The 10-year tracking study found the percentage of children at unhealthy weights rose from 35% to 36.4% from 2011 to 2020. But in the pandemic’s first year, that fraction soared to 39.7%, the study found.
“I was not surprised that the obesity rates went up, and I was not surprised that they went up above baseline. That was the trajectory with COVID-19," said Dr. Robert Siegel, the study’s author. "I was surprised by how much it went up. That was pretty striking.”
Siegel presented his findings last week at the annual conference of the professional group the Obesity Society. The research offered another glimpse of the broader health impact of the pandemic across the Cincinnati region and the nation.
Siegel said he plans on deeper analyses of his results. But he said that, as with adults during the pandemic, children were much more sedentary, confined to computers for hours. Many lost access to healthy breakfasts and lunches when schools closed.

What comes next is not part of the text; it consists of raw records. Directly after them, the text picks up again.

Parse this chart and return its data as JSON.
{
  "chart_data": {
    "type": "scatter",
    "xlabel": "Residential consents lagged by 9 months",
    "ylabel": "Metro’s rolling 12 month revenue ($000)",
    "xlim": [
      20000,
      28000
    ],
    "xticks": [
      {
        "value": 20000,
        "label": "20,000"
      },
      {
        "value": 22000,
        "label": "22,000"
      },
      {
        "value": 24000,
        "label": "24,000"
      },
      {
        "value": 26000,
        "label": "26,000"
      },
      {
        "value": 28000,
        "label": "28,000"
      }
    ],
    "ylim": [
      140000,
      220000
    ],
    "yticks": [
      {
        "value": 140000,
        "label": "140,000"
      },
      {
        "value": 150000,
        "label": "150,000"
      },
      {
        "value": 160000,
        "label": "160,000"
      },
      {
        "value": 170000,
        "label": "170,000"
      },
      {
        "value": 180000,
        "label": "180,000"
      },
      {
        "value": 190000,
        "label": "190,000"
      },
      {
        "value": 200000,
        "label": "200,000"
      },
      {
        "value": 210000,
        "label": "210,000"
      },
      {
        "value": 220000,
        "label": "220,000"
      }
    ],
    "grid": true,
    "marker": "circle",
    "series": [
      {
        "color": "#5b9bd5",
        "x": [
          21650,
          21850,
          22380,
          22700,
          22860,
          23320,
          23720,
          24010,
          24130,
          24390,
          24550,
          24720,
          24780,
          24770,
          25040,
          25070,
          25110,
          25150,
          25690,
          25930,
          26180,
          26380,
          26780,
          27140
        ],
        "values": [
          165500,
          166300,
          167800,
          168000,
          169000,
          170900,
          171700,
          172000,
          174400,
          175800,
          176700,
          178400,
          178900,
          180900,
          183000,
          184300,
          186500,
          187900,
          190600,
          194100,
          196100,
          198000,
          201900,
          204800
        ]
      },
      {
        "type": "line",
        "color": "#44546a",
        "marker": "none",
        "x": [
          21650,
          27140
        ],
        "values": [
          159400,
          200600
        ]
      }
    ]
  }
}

The pandemic also worsened mental health problems such as anxiety and depression, which can trigger weight gain. Economic hardship “made it hard at times to get good food even if you could afford it,” Siegel said.
Obesity in the United States has been rising for decades, which affects rates of diabetes, heart disease, cancer and a host of other ailments, according to the U.S. Centers for Disease Control and Prevention. Through the pandemic, research has found obesity and diabetes put COVID-19 patients at higher risk for hospitalization and death.
An adult is considered obese when the ratio between weight and height is higher than 25. But in children, that ratio, called the body mass index, is measured as a range. Siegel’s research found that more children are moving into percentiles ranges of obesity.
The Cincinnati Children’s study started in 2011 and recorded information from 2,459,554 encounters.
Controlling obesity is more than a person’s intake and outflow of calories, Siegel said, and could include better food labeling, taxes on unhealthy foods such as sugary drinks and limitations on advertising.